Uploaded image for project: 'Confluence Data Center'
  1. Confluence Data Center
  2. CONFSERVER-35930

Confluence Data Center nodes can get into a deadlocked state

    XMLWordPrintable

Details

    Description

      We had a situation on our production instance confluence.atlassian.com where two cluster nodes got into a deadlocked state. Fortunately, one of the other nodes remained unaffected and was able to continue serving requests, so it did not bring down the whole cluster.

      Here is the scenario:

      node1

      • All hazelcast listener threads were attempting to process near cache entry invalidations messages
      • In order to do this, they need to deserialize the class of the cache key.
      • This, in turn, requires loading of the correct key class
      • The ConfluenceUberClassLoader delegates out to the pluginClassLoader, which is synchronous.

      So by this point we have all the listener threads all waiting for the class loading lock.

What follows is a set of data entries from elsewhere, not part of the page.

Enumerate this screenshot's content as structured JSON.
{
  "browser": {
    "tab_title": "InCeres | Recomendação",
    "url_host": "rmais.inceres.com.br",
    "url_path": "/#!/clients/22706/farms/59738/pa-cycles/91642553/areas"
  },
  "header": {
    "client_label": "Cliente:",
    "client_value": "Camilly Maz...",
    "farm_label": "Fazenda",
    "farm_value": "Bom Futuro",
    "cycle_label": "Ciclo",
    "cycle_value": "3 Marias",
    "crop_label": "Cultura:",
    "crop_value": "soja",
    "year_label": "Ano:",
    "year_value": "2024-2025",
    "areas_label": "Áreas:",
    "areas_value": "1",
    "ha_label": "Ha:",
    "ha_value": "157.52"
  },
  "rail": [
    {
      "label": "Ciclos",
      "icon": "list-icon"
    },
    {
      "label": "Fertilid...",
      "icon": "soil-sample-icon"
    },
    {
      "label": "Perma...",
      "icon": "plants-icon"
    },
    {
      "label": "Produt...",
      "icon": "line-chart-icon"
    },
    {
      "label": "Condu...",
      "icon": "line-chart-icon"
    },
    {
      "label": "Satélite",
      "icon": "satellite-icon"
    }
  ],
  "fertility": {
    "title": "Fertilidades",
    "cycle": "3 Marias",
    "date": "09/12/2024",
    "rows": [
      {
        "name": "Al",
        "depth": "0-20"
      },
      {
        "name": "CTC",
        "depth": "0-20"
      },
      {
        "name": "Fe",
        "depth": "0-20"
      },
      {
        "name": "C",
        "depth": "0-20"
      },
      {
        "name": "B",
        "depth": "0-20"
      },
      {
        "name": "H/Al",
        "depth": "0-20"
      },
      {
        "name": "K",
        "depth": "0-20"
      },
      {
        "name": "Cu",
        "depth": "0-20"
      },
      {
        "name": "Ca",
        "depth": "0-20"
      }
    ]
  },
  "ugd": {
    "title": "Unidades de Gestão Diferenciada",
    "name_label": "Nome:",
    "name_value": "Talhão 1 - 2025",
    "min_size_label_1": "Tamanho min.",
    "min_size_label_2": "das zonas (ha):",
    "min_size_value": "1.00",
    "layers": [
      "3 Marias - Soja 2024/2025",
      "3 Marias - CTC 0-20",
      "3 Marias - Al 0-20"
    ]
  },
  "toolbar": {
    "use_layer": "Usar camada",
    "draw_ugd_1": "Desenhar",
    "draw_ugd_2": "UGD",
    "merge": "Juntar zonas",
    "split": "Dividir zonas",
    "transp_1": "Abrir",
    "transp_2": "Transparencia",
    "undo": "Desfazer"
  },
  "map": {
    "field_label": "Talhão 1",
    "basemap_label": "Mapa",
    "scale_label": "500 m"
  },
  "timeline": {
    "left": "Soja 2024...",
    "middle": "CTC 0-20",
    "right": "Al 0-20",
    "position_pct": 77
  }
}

Now:

      • One thread holds the lock, is attempting to load the class of the cache key to invalidate.
      • In order to fetch the correct classloader, it needs to check that the right plugin is enabled.
      • To check a plugin is enabled, it queries the PluginStateStore
      • The CachingPluginStateStore is stored in a near cache, so usually this call is fast. However in this case the near cache had been invalidated
      • So in order to read the state of the plugin system, the PluginStateStore had to be reloaded from the cache.
      • The partition of the cache needed was on another node, so Hazelcast attempts to read it with a remote operation

      So by now we have all the threads on node1 waiting for the classloader, which in turn is waiting for the PluginStateStore, which is stored on another node so is waiting for a remote cache operation.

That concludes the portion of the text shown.